In our method, two trade-off coefficients \(\gamma \) and \({\lambda }\) are involved. \(\gamma \) and \({\lambda }\) are fixed as 0.01 and 1 in experiments, respectively. The number of iterations \(T=10\) is enough in the experiments. The Gaussian kernel function \({k}(\mathbf {x}_i,\mathbf {x}_j)=exp(-{\parallel }\mathbf {x}_i-\mathbf {x}_j{\parallel }^2/2\sigma ^2)\) is used, where \(\sigma \) can be set as \(\sigma =1.4\) in the tasks. The least square classifier is used in DA experiments. In the MLP network, the number of layers is set as \(M=2\). The dimension of output in the latent space is the same as input. Tanh activation function \(\varphi (\cdot )\) is adopted in MLP network. The parameters of the weights and bias are auto updated by gradient descent based on back-propagation algorithm.

5.2 Computational Complexity

In this section, the computational complexity of the Algorithm 1 is presented. The algorithm includes three basic steps: update \(\varvec{\mathcal {Z}}\), update \(\varvec{{J}}\), and update \({f^{(m)}}\). The computation of \({f^{(m)}}\) involves \({\mathbf{{W}}^{(m)}}\) and \({\mathbf{{b}}^{(m)}}\), and the complexity is \(O(2M N^2)\). The computation of updating \(\varvec{{J}}\) and \(\varvec{\mathcal {Z}}\) is \(O(N^2)\). Suppose that the number of iterations is T, then the total computational complexity of LSTN can be expressed as \(O(T\times 2M N^2)+ O(T N^2)\).
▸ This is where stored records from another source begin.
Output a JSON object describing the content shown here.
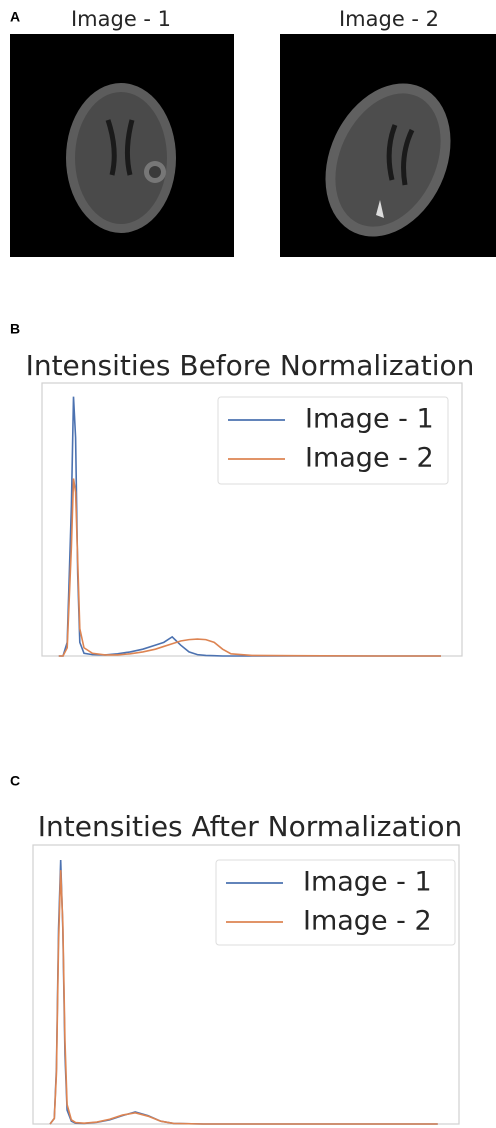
{
  "panel_labels": [
    "A",
    "B",
    "C"
  ],
  "images": [
    {
      "title": "Image - 1"
    },
    {
      "title": "Image - 2"
    }
  ],
  "chart_data": [
    {
      "type": "line",
      "title": "Intensities Before Normalization",
      "x": [
        4,
        5,
        6,
        7,
        7.5,
        8,
        8.5,
        9,
        10,
        12,
        15,
        18,
        21,
        24,
        27,
        29,
        31,
        33,
        35,
        37,
        39,
        41,
        43,
        45,
        50,
        60,
        80,
        95
      ],
      "series": [
        {
          "name": "Image - 1",
          "color": "#4c72b0",
          "values": [
            0,
            0,
            0.05,
            0.55,
            0.95,
            0.8,
            0.3,
            0.05,
            0.01,
            0.005,
            0.004,
            0.008,
            0.015,
            0.025,
            0.04,
            0.05,
            0.07,
            0.04,
            0.015,
            0.005,
            0.002,
            0.001,
            0,
            0,
            0,
            0,
            0,
            0
          ]
        },
        {
          "name": "Image - 2",
          "color": "#dd8452",
          "values": [
            0,
            0,
            0.03,
            0.4,
            0.65,
            0.6,
            0.35,
            0.1,
            0.03,
            0.01,
            0.004,
            0.004,
            0.008,
            0.015,
            0.025,
            0.035,
            0.045,
            0.055,
            0.06,
            0.062,
            0.06,
            0.05,
            0.025,
            0.008,
            0.002,
            0.001,
            0,
            0
          ]
        }
      ],
      "xlim": [
        0,
        100
      ],
      "ylim": [
        0,
        1
      ],
      "legend": "upper right"
    },
    {
      "type": "line",
      "title": "Intensities After Normalization",
      "x": [
        4,
        5,
        5.5,
        6,
        6.5,
        7,
        7.5,
        8,
        9,
        10,
        12,
        15,
        18,
        21,
        24,
        27,
        30,
        33,
        40,
        60,
        95
      ],
      "series": [
        {
          "name": "Image - 1",
          "color": "#4c72b0",
          "values": [
            0,
            0.02,
            0.2,
            0.7,
            0.946,
            0.7,
            0.25,
            0.05,
            0.01,
            0.003,
            0.002,
            0.006,
            0.015,
            0.03,
            0.043,
            0.03,
            0.01,
            0.002,
            0,
            0,
            0
          ]
        },
        {
          "name": "Image - 2",
          "color": "#dd8452",
          "values": [
            0,
            0.02,
            0.18,
            0.65,
            0.91,
            0.72,
            0.3,
            0.07,
            0.015,
            0.005,
            0.003,
            0.007,
            0.017,
            0.032,
            0.04,
            0.028,
            0.01,
            0.002,
            0,
            0,
            0
          ]
        }
      ],
      "xlim": [
        0,
        100
      ],
      "ylim": [
        0,
        1
      ],
      "legend": "upper right"
    }
  ]
}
In LSTN model, CPU is enough for model optimization, without using GPU. The time cost is much lower as shown in the last column of Tables 1 and 4. All experiments are implemented on the computer with Intel i7-4790K CPU, 4.00 GHz, and 16 GB RAM. The time cost is calculated under this setting. It is noteworthy that the time of data preprocessing and classification is excluded.

Fig. 4.
figure 4

Convergence analysis on different tasks of LSTN model

5.3 Convergence

In this section, the convergence will be discussed. We have conducted the experiments on 4DA (\(A\rightarrow D\)) and SS5 (\(B\rightarrow R\)), respectively. The convergence of our LSTN method is explored by observing the variation of the objective function. In the experiments, the number of iterations is set to be 150 for verification the convergence better. The variation of the objective function (\(Obj_{min}\)) and reconstruction loss function (\(Dst_{min}\)) are described in Fig. 4. It is clear that the objective function and reconstruction loss function decrease to a constant value after several iterations. By running the algorithm, on 4DA and SS5 tasks, respectively, we can observe the good convergence of LSTN.

6 Conclusion

In this paper, we show that one can achieve the effect of DA by combining both advantages of subspace learning and neural network. Specifically, a reconstruction-based transfer learning approach called LSTN is proposed. It offers a simple but effective solution for DA with ample scope for improvement. In the method, we embed features/pixels of source and target into reproducing kernel Hilbert space (RKHS), in which the high dimensional features are mapped to nonlinear latent subspace by feeding them into MLP network. Leveraging the simple MLP, not only the layers can be optimized directly to avoid a pre-trained model which needs large-scale data, but also the adaptation behaviors can be achieved by joint learning a set of hierarchical nonlinear subspace representation and optimal reconstruction matrix simultaneously. Extensive experiments are conducted to justify our proposition in both effectiveness and efficiency. Results demonstrate that LSTN is applicable to small sample sizes, outperforms existing non-deep DA approaches, exhibits comparable accuracy against recent deep DA alternatives.